How often do we warn our children to stay away from strangers but are we that much vigilant when it comes to the content they watch or listen to on digital media? Harmful digital content is no less dangerous than hostile strangers.
Our children are growing up digital. Shunning digital media is not an option. Smart parenting is! We should encourage children to adopt healthy practices of digital media and the internet. Also, children should feel free and safe to share their digital world with us.
Top 5 hacks for parenting Gen Y netizens are as follows:
Media use plan for a family: Decisions about children should be taken based on family values and rationality. Parenting styles are also great influencers. Never compromise your family values, rationality and parenting style for media or trending stuff. Make a proper media plan for your family where you put a cap on the screen time! Practice it yourself. Set examples before your children so that they can learn by mimicking you. Put aside time for life’s most important activities like family-time, face-to-face interactions, sleep, exercise, outdoor-play and storybook reading.
No preferential treatment for the media: Be it the real or the virtual world, parental control and guidance are equally applicable. Set the screen time limit. Know the associations kept by your children in the virtual world. Keep a tab on the apps, software and online platforms used by your children. Know how they spend time online. Also watch out for the websites that your children visit frequently.
Sharing screen time with children: You can bond over screen time too. Co-view and co-engage while children spend time on screen. Make it lively interactive sessions. Ask questions to children and let them answer and vice versa. Enquiry-based interactions drive natural learning. Play healthy video games. Demonstrate sportsmanship. Watch fun moral stories to sensitise children about empathy and human values. Participate in online fun activities devised for parents and children. Vigilance should be balanced with friendly interactions. This helps create a sense of security in children. They don’t think twice about sharing their online experiences with parents.

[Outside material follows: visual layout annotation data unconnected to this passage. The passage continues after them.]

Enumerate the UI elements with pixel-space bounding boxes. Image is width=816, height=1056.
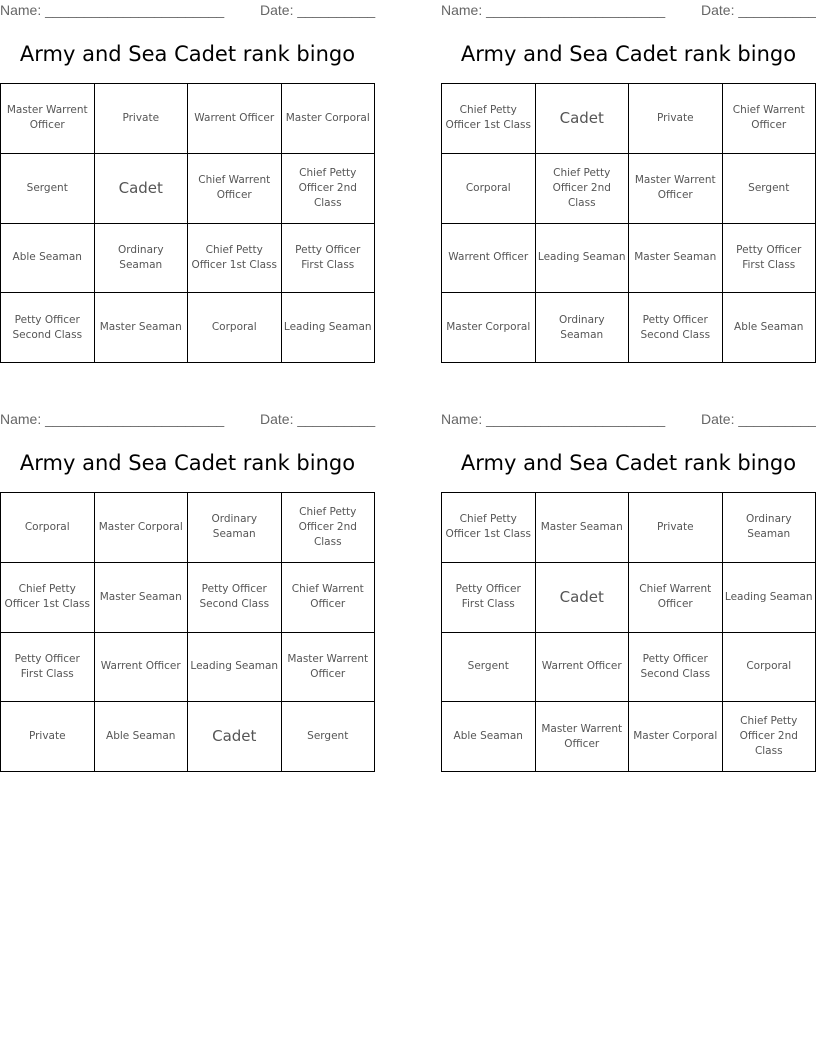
- bingo-cell: Able Seaman: [442, 702, 536, 772]
- bingo-cell: Master Warrent Officer: [629, 154, 723, 224]
- name-line: Name: _______________________: [0, 2, 225, 18]
- bingo-cell: Chief Warrent Officer: [188, 154, 282, 224]
- bingo-cell: Sergent: [1, 154, 95, 224]
- bingo-cell: Able Seaman: [1, 224, 95, 294]
- bingo-cell: Chief Warrent Officer: [723, 84, 816, 154]
- bingo-cell: Able Seaman: [95, 702, 189, 772]
- bingo-grid: [0, 492, 375, 772]
- name-line: Name: _______________________: [441, 411, 666, 427]
- bingo-card: [0, 0, 375, 363]
- bingo-grid: [0, 83, 375, 363]
- bingo-cell: Petty Officer Second Class: [188, 563, 282, 633]
- bingo-cell: Chief Petty Officer 1st Class: [442, 84, 536, 154]
- bingo-cell: Master Warrent Officer: [536, 702, 630, 772]
- bingo-cell: Chief Petty Officer 2nd Class: [536, 154, 630, 224]
- bingo-cell: Chief Warrent Officer: [629, 563, 723, 633]
- bingo-cell: Petty Officer Second Class: [629, 633, 723, 703]
- bingo-cell: Master Corporal: [282, 84, 376, 154]
- bingo-cell: Master Seaman: [95, 293, 189, 363]
- bingo-cell: Master Corporal: [442, 293, 536, 363]
- bingo-cell: Master Seaman: [629, 224, 723, 294]
- bingo-cell: Ordinary Seaman: [536, 293, 630, 363]
- card-title: Army and Sea Cadet rank bingo: [460, 451, 797, 475]
- bingo-cell: Chief Petty Officer 1st Class: [188, 224, 282, 294]
- bingo-card: [0, 409, 375, 772]
- bingo-cell: Chief Petty Officer 2nd Class: [723, 702, 816, 772]
- bingo-cell: Leading Seaman: [723, 563, 816, 633]
- card-title: Army and Sea Cadet rank bingo: [19, 451, 356, 475]
- bingo-grid: [441, 83, 816, 363]
- bingo-cell: Petty Officer First Class: [1, 633, 95, 703]
- bingo-cell: Warrent Officer: [442, 224, 536, 294]
- date-line: Date: __________: [701, 2, 816, 18]
- date-line: Date: __________: [701, 411, 816, 427]
- bingo-cell: Private: [629, 493, 723, 563]
- bingo-cell: Leading Seaman: [188, 633, 282, 703]
- bingo-cell: Leading Seaman: [282, 293, 376, 363]
- bingo-cell: Petty Officer First Class: [723, 224, 816, 294]
- bingo-card: [441, 409, 816, 772]
- bingo-cell: Warrent Officer: [95, 633, 189, 703]
- bingo-cell-free: Cadet: [536, 563, 630, 633]
- card-title: Army and Sea Cadet rank bingo: [460, 42, 797, 66]
- bingo-cell: Corporal: [188, 293, 282, 363]
- bingo-cell: Master Seaman: [536, 493, 630, 563]
- bingo-cell: Chief Petty Officer 1st Class: [442, 493, 536, 563]
- card-header: [441, 2, 816, 20]
- bingo-cell: Private: [629, 84, 723, 154]
- bingo-cell: Master Warrent Officer: [1, 84, 95, 154]
- card-header: [0, 411, 375, 429]
- bingo-cell: Ordinary Seaman: [723, 493, 816, 563]
- bingo-cell: Leading Seaman: [536, 224, 630, 294]
- bingo-cell: Master Corporal: [629, 702, 723, 772]
- bingo-cell: Master Warrent Officer: [282, 633, 376, 703]
- bingo-cell: Private: [1, 702, 95, 772]
- bingo-cell: Chief Petty Officer 2nd Class: [282, 493, 376, 563]
- bingo-cell-free: Cadet: [188, 702, 282, 772]
- bingo-cell: Corporal: [1, 493, 95, 563]
- bingo-cell-free: Cadet: [536, 84, 630, 154]
- bingo-cell: Petty Officer Second Class: [1, 293, 95, 363]
- bingo-cell: Petty Officer First Class: [282, 224, 376, 294]
- bingo-cell: Warrent Officer: [188, 84, 282, 154]
- bingo-cell: Chief Warrent Officer: [282, 563, 376, 633]
- bingo-card: [441, 0, 816, 363]
- date-line: Date: __________: [260, 411, 376, 427]
- bingo-cell: Private: [95, 84, 189, 154]
- bingo-cell: Sergent: [282, 702, 376, 772]
- name-line: Name: _______________________: [441, 2, 666, 18]
- bingo-cell: Corporal: [723, 633, 816, 703]
- bingo-cell: Corporal: [442, 154, 536, 224]
- bingo-cell: Petty Officer First Class: [442, 563, 536, 633]
- bingo-cell: Sergent: [723, 154, 816, 224]
- bingo-cell: Master Corporal: [95, 493, 189, 563]
- bingo-cell: Petty Officer Second Class: [629, 293, 723, 363]
- name-line: Name: _______________________: [0, 411, 225, 427]
- card-title: Army and Sea Cadet rank bingo: [19, 42, 356, 66]
- bingo-cell: Able Seaman: [723, 293, 816, 363]
- bingo-cell: Master Seaman: [95, 563, 189, 633]
- date-line: Date: __________: [260, 2, 376, 18]
- bingo-grid: [441, 492, 816, 772]
- bingo-cell: Ordinary Seaman: [95, 224, 189, 294]
- bingo-cell: Sergent: [442, 633, 536, 703]
- bingo-cell: Chief Petty Officer 1st Class: [1, 563, 95, 633]
- bingo-cell: Ordinary Seaman: [188, 493, 282, 563]
- bingo-cell: Warrent Officer: [536, 633, 630, 703]
- bingo-cell-free: Cadet: [95, 154, 189, 224]
- bingo-cell: Chief Petty Officer 2nd Class: [282, 154, 376, 224]
- card-header: [0, 2, 375, 20]
- card-header: [441, 411, 816, 429]
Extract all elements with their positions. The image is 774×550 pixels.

Precious face-to-face interactions: Video chat is the only option left for on-job-travelling parents or far away grandparents. Rest should indulge in two-way, face-to-face communication. Back-and-forth talk time is the bedrock of language development. Young children develop their language skills through two-way interactions rather than one-way interaction or passive listening. Eye contact with the interacting person is an essential aspect of personality development. Video chats cannot add a human touch to the overall interactive experience.
Technology as an emotional pacifier: Parents should know how to channelize the boundless energy of children. Technology shouldn’t be the only tool to pacify emotional outbursts of children. Parents should teach children to identify raw emotions and on how to handle them effectively. Yoga, pranayama and meditation workshops for children and teens conducted by the proficient teachers of the Art of Living can fill up their free hours with productive activities. Youngsters will learn how to manage stress and anxiety. They can improve their power of concentration and complete their daily activities more skillfully, and in less time than before. The workshops also boost communication and leadership skills in children.
Technology is not a bane for humans. Ethical use of technology is a boon for all age groups.
FAQ's on Hacks for Parenting
Parenting hacks are the quick shortcut solution to your kid's tricky problem. Co-view and co-engage while children spend time on screen. Balance vigilance with friendly interactions. It helps create a sense of security in children.
There is no ‘hardest’ parenting age. Over time, things that started with difficulty become easy, but replaced with other challenges.
There is no ‘stressful’ age to parent. Over time, things that started with difficulty become easy but replaced with other challenges. Potty training seemed to be the stressful stage teen tantrums takes over after some time.
There is no particular stage of life as the ‘most difficult' in parenting. Over time, things that started with difficulty become easy but replaced with other challenges. First, putting baby to sleep was difficult, then teething issues as a toddler, takes over.
The hard teenage years are between 14 - 16 years. The age when hormonal changes are at its peek. The physiological changes, peer pressure, grade performance problems, and obesity struggles get heightened.
There is no ‘hardest’ phase of parenting. Over time, things that started with difficulty become easy but replaced with other challenges. Amicably playing with friends was the hardest phase as a kid as it always ended with a fight. But later, it interchanges with boredom in studies during teens be.